Well, yes, "Lagrange multipliers" is a Calc 3 type problem. You said "for Lagrange Multiplier". Do you know what that means?
The problem asks you to find those numbers, x and y, out of those that satisfy 2x+ 3y= 6, that give minimum values for x^2+ y^2. Note that 2x+3y= 6 is the straight line through (3, 0) and (0, 2) while x^2+ y^2= r^2 with center at (0, 0) and radius r.
But you don't need "Lagrange multipliers" for this problem- you really just need secondary school geometry and maybe a little "PreCalculus".
There are no such numbers that make x^2+ y^2 a maximum. We can have arbitrarily large circles that pass through the line 2x+ 3y= 6 so there exist arbitrarily large |x| and |y| on that line that will make x^2+ y^2 arbitrarily large.

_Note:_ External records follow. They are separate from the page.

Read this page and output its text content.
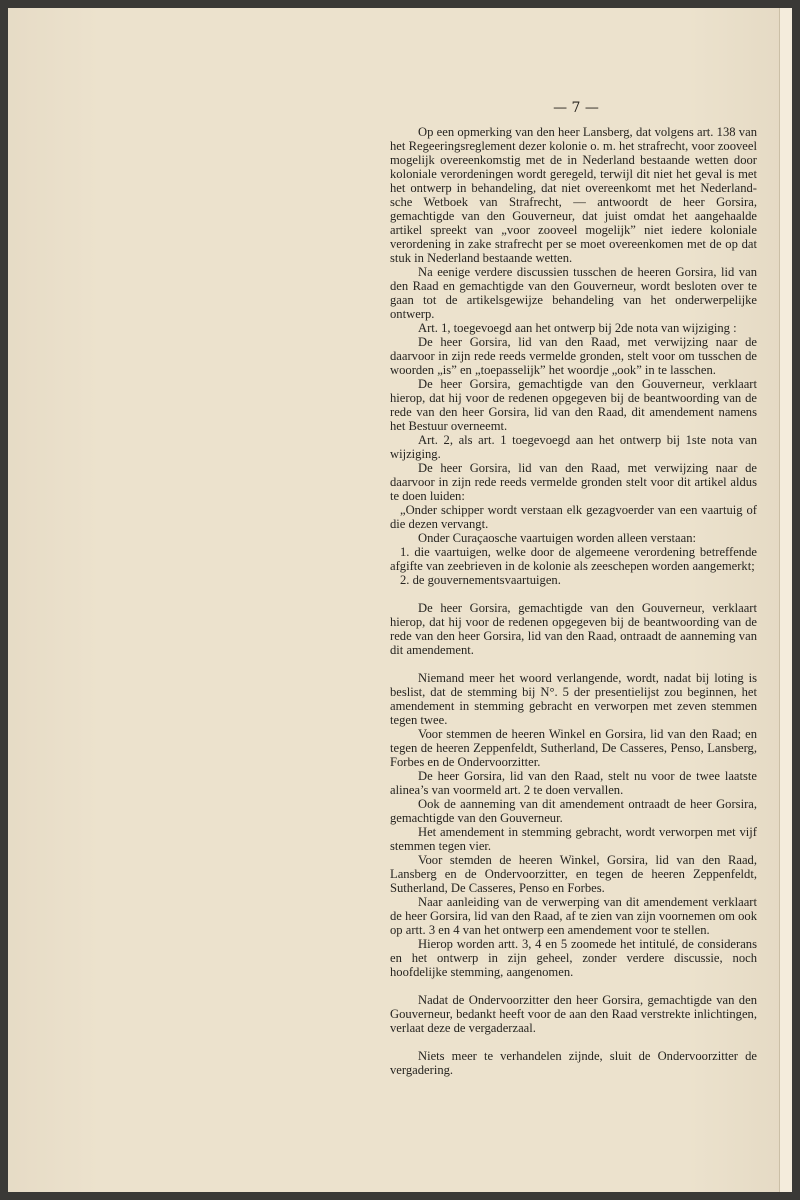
— 7 —

Op een opmerking van den heer Lansberg, dat volgens art. 138 van het Regeeringsreglement dezer kolonie o. m. het strafrecht, voor zooveel mogelijk overeenkomstig met de in Nederland bestaande wetten door koloniale verordeningen wordt geregeld, terwijl dit niet het geval is met het ontwerp in behandeling, dat niet overeenkomt met het Nederlandsche Wetboek van Strafrecht, — antwoordt de heer Gorsira, gemachtigde van den Gouverneur, dat juist omdat het aangehaalde artikel spreekt van „voor zooveel mogelijk” niet iedere koloniale verordening in zake strafrecht per se moet overeenkomen met de op dat stuk in Nederland bestaande wetten.

Na eenige verdere discussien tusschen de heeren Gorsira, lid van den Raad en gemachtigde van den Gouverneur, wordt besloten over te gaan tot de artikelsgewijze behandeling van het onderwerpelijke ontwerp.

Art. 1, toegevoegd aan het ontwerp bij 2de nota van wijziging :

De heer Gorsira, lid van den Raad, met verwijzing naar de daarvoor in zijn rede reeds vermelde gronden, stelt voor om tusschen de woorden „is” en „toepasselijk” het woordje „ook” in te lasschen.

De heer Gorsira, gemachtigde van den Gouverneur, verklaart hierop, dat hij voor de redenen opgegeven bij de beantwoording van de rede van den heer Gorsira, lid van den Raad, dit amendement namens het Bestuur overneemt.

Art. 2, als art. 1 toegevoegd aan het ontwerp bij 1ste nota van wijziging.

De heer Gorsira, lid van den Raad, met verwijzing naar de daarvoor in zijn rede reeds vermelde gronden stelt voor dit artikel aldus te doen luiden:

„Onder schipper wordt verstaan elk gezagvoerder van een vaartuig of die dezen vervangt.

Onder Curaçaosche vaartuigen worden alleen verstaan:

1. die vaartuigen, welke door de algemeene verordening betreffende afgifte van zeebrieven in de kolonie als zeeschepen worden aangemerkt;

2. de gouvernementsvaartuigen.

De heer Gorsira, gemachtigde van den Gouverneur, verklaart hierop, dat hij voor de redenen opgegeven bij de beantwoording van de rede van den heer Gorsira, lid van den Raad, ontraadt de aanneming van dit amendement.

Niemand meer het woord verlangende, wordt, nadat bij loting is beslist, dat de stemming bij N°. 5 der presentielijst zou beginnen, het amendement in stemming gebracht en verworpen met zeven stemmen tegen twee.

Voor stemmen de heeren Winkel en Gorsira, lid van den Raad; en tegen de heeren Zeppenfeldt, Sutherland, De Casseres, Penso, Lansberg, Forbes en de Ondervoorzitter.

De heer Gorsira, lid van den Raad, stelt nu voor de twee laatste alinea’s van voormeld art. 2 te doen vervallen.

Ook de aanneming van dit amendement ontraadt de heer Gorsira, gemachtigde van den Gouverneur.

Het amendement in stemming gebracht, wordt verworpen met vijf stemmen tegen vier.

Voor stemden de heeren Winkel, Gorsira, lid van den Raad, Lansberg en de Ondervoorzitter, en tegen de heeren Zeppenfeldt, Sutherland, De Casseres, Penso en Forbes.

Naar aanleiding van de verwerping van dit amendement verklaart de heer Gorsira, lid van den Raad, af te zien van zijn voornemen om ook op artt. 3 en 4 van het ontwerp een amendement voor te stellen.

Hierop worden artt. 3, 4 en 5 zoomede het intitulé, de considerans en het ontwerp in zijn geheel, zonder verdere discussie, noch hoofdelijke stemming, aangenomen.

Nadat de Ondervoorzitter den heer Gorsira, gemachtigde van den Gouverneur, bedankt heeft voor de aan den Raad verstrekte inlichtingen, verlaat deze de vergaderzaal.

Niets meer te verhandelen zijnde, sluit de Ondervoorzitter de vergadering.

However, a very small circle may miss that line altogether. Geometrically, the circle with smallest radius that includes any point on that line is tangent to the line. The line itself, which we can write as y= 2- (2/3)x, has slope -2/3. The line through the origin (the center of the circle) perpendicular to that has equation y= (3/2)x. The point where those two line intersect is the point on the circle x^2+ y^2= r^2 that minimizes r^2.
The "Lagrange multiplier" method says that points satifying the "constraint" g(x,y)= constant, that minimize or maximize f(x,y), must have gradient vectors parallel: \nabla f(x,y)= \lambda \nabla g(x,y) where the constant, \lambda, is the "Lagrange multiplier".
Here, f(x,y)= x^2+ y^2 so \nabla f(x,y)= 2x\vec{i}+ 2y\vec{j} and g(x,y)= 2x+ 3y so \nabal g(x,y)= 2\vec{i}+ 3\vec{j}. \nabla f(x,y)= \lambda \nable g(x,y) becomes 2x\vec{i}+ 2y\vec{j}= \lambda(2y\vec{i}+ 3\vec{j} which gives the two equations 2x= 2\lambda and 2y= 3\lambda.
You can eliminate "\lambda", which is not really part of the solution, by dividing one equation by the other. That will give you one equation in x and y. Remember that they must also satisfy 2x+ 3y= 6.